Monday, 1st March. Everybody’s settled in. « All that’s left » is to offer oneself ten to twelve hours of screenings a day, and three or four hours of press conferences, seminars and other forums. Impossible? Really, ok I’ll content myself with seeing the films. Too bad for the artists’ grand ideas and little confidences. When the fatigue gets too much, a pint of Yamakou (ginger water), it picks you up. In the evening, a bicycle-chicken roasted on the embers, a Brakina beer at the Damsy to let your ideas and sense settle. Tomorrow we start a-fresh at 8 o’clock.
One week and eighty short and feature films later, the senses deliciously exacerbated and the body exhausted, the names of Mohamed Chouick, Abderrahmane Sissako, Philippe Brouks, and a few other stick in your mind. Their films are called La Vie sur Terre, Sabriya, L’Arche du Désert, Woubi Chéri… The same message as earlier, if you come across any of them, go to see them! They talk about love, not just for the thrill. They talk about love, and all the rest comes after. A way of approaching difference, the life of others, of sensing how a society other than my society hangs together. A fine way of seeing unfamiliar cultures rise forth out of themselves, limpid, through stakes and events. Here we wed the sensitivity, finesse, of authors, of directors, of talented artists.
Tonight, the prizes are announced. The Etalon de Yennenga goes to Pièces d’identité. A golden subject, treated in a yuppie style. Pity, it’s not with this that the continent’s cinema will make its mark in the universe.

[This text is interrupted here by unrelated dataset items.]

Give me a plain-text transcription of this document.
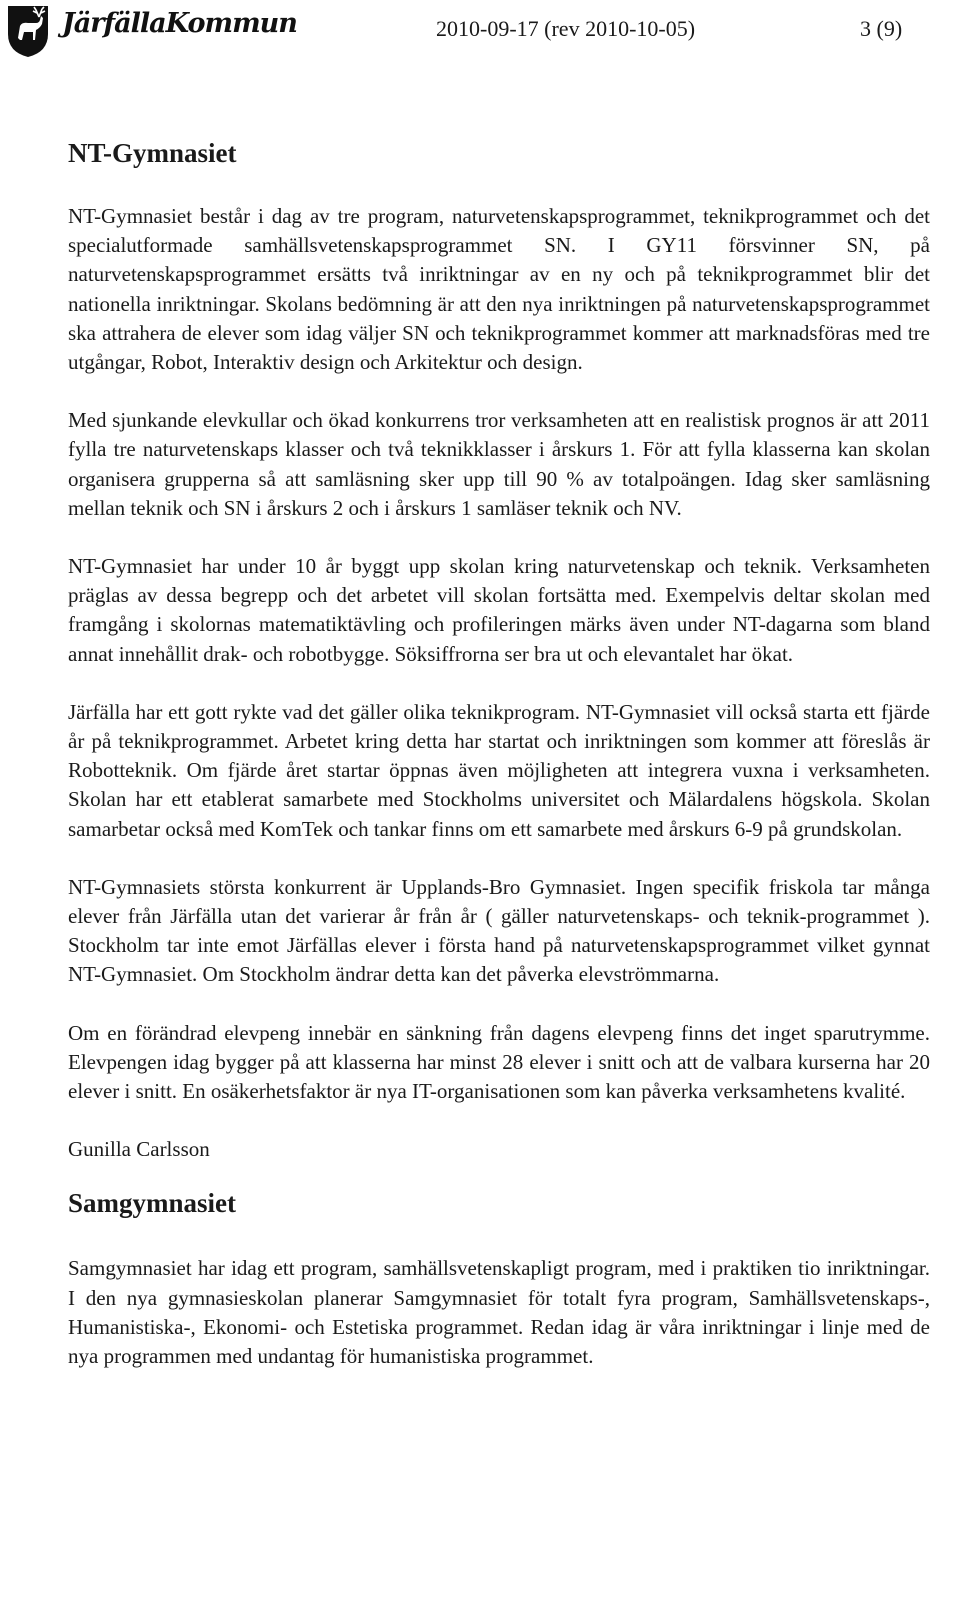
JärfällaKommun	2010-09-17 (rev 2010-10-05)	3 (9)
NT-Gymnasiet

NT-Gymnasiet består i dag av tre program, naturvetenskapsprogrammet, teknikprogrammet och det specialutformade samhällsvetenskapsprogrammet SN. I GY11 försvinner SN, på naturvetenskapsprogrammet ersätts två inriktningar av en ny och på teknikprogrammet blir det nationella inriktningar. Skolans bedömning är att den nya inriktningen på naturvetenskapsprogrammet ska attrahera de elever som idag väljer SN och teknikprogrammet kommer att marknadsföras med tre utgångar, Robot, Interaktiv design och Arkitektur och design.

Med sjunkande elevkullar och ökad konkurrens tror verksamheten att en realistisk prognos är att 2011 fylla tre naturvetenskaps klasser och två teknikklasser i årskurs 1. För att fylla klasserna kan skolan organisera grupperna så att samläsning sker upp till 90 % av totalpoängen. Idag sker samläsning mellan teknik och SN i årskurs 2 och i årskurs 1 samläser teknik och NV.

NT-Gymnasiet har under 10 år byggt upp skolan kring naturvetenskap och teknik. Verksamheten präglas av dessa begrepp och det arbetet vill skolan fortsätta med. Exempelvis deltar skolan med framgång i skolornas matematiktävling och profileringen märks även under NT-dagarna som bland annat innehållit drak- och robotbygge. Söksiffrorna ser bra ut och elevantalet har ökat.

Järfälla har ett gott rykte vad det gäller olika teknikprogram. NT-Gymnasiet vill också starta ett fjärde år på teknikprogrammet. Arbetet kring detta har startat och inriktningen som kommer att föreslås är Robotteknik. Om fjärde året startar öppnas även möjligheten att integrera vuxna i verksamheten. Skolan har ett etablerat samarbete med Stockholms universitet och Mälardalens högskola. Skolan samarbetar också med KomTek och tankar finns om ett samarbete med årskurs 6-9 på grundskolan.

NT-Gymnasiets största konkurrent är Upplands-Bro Gymnasiet. Ingen specifik friskola tar många elever från Järfälla utan det varierar år från år ( gäller naturvetenskaps- och teknik-programmet ). Stockholm tar inte emot Järfällas elever i första hand på naturvetenskapsprogrammet vilket gynnat NT-Gymnasiet. Om Stockholm ändrar detta kan det påverka elevströmmarna.

Om en förändrad elevpeng innebär en sänkning från dagens elevpeng finns det inget sparutrymme. Elevpengen idag bygger på att klasserna har minst 28 elever i snitt och att de valbara kurserna har 20 elever i snitt. En osäkerhetsfaktor är nya IT-organisationen som kan påverka verksamhetens kvalité.

Gunilla Carlsson

Samgymnasiet

Samgymnasiet har idag ett program, samhällsvetenskapligt program, med i praktiken tio inriktningar. I den nya gymnasieskolan planerar Samgymnasiet för totalt fyra program, Samhällsvetenskaps-, Humanistiska-, Ekonomi- och Estetiska programmet. Redan idag är våra inriktningar i linje med de nya programmen med undantag för humanistiska programmet.
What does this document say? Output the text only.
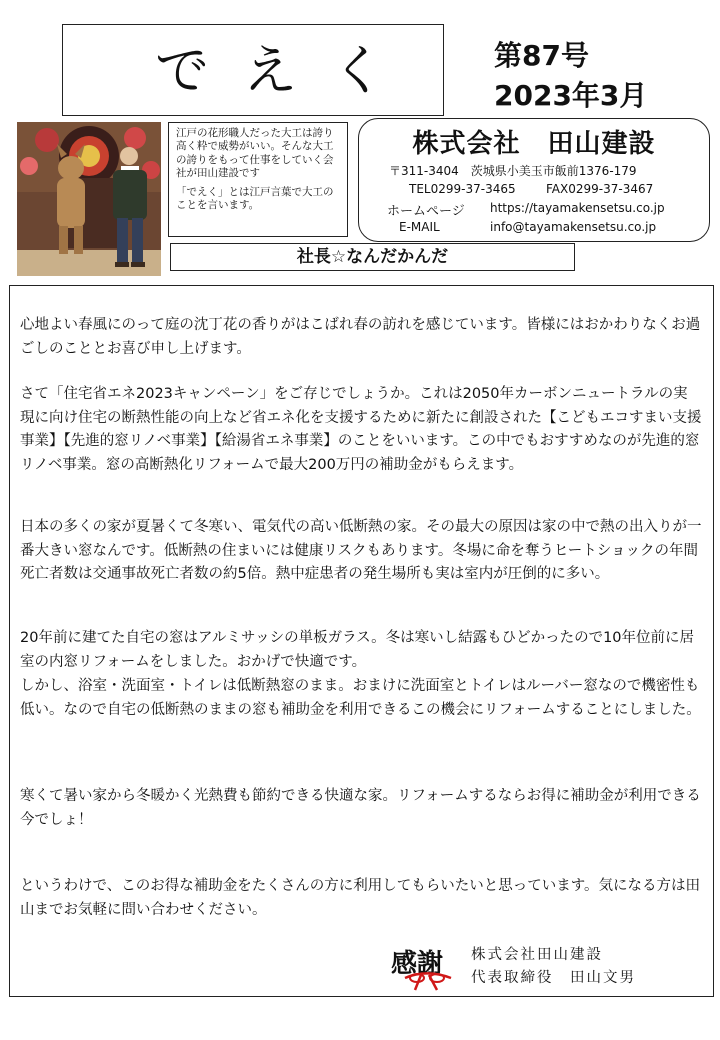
でえく	第87号
2023年3月

江戸の花形職人だった大工は誇り高く粋で威勢がいい。そんな大工の誇りをもって仕事をしていく会社が田山建設です

「でえく」とは江戸言葉で大工のことを言います。

株式会社　田山建設
〒311-3404　茨城県小美玉市飯前1376-179
TEL0299-37-3465	FAX0299-37-3467
ホームページ https://tayamakensetsu.co.jp
E-MAIL	info@tayamakensetsu.co.jp
社長☆なんだかんだ

心地よい春風にのって庭の沈丁花の香りがはこばれ春の訪れを感じています。皆様にはおかわりなくお過ごしのこととお喜び申し上げます。

さて「住宅省エネ2023キャンペーン」をご存じでしょうか。これは2050年カーボンニュートラルの実現に向け住宅の断熱性能の向上など省エネ化を支援するために新たに創設された【こどもエコすまい支援事業】【先進的窓リノベ事業】【給湯省エネ事業】のことをいいます。この中でもおすすめなのが先進的窓リノベ事業。窓の高断熱化リフォームで最大200万円の補助金がもらえます。

日本の多くの家が夏暑くて冬寒い、電気代の高い低断熱の家。その最大の原因は家の中で熱の出入りが一番大きい窓なんです。低断熱の住まいには健康リスクもあります。冬場に命を奪うヒートショックの年間死亡者数は交通事故死亡者数の約5倍。熱中症患者の発生場所も実は室内が圧倒的に多い。

20年前に建てた自宅の窓はアルミサッシの単板ガラス。冬は寒いし結露もひどかったので10年位前に居室の内窓リフォームをしました。おかげで快適です。

しかし、浴室・洗面室・トイレは低断熱窓のまま。おまけに洗面室とトイレはルーバー窓なので機密性も低い。なので自宅の低断熱のままの窓も補助金を利用できるこの機会にリフォームすることにしました。

寒くて暑い家から冬暖かく光熱費も節約できる快適な家。リフォームするならお得に補助金が利用できる今でしょ！

というわけで、このお得な補助金をたくさんの方に利用してもらいたいと思っています。気になる方は田山までお気軽に問い合わせください。

感謝 株式会社田山建設
代表取締役　田山文男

MASA for the stage, in Abidjan, FESPACO in Ouagadougou for the cinema, it’s over. But in other places, meetings are being organized, works put together. The stakes? To get them as well known as possible, as always, but here, and for all the African countries, with the heightened conscience that a network, programming circuits, need to be developed on the continent itself. In hope of a creativity freed from its allegiance to other continents.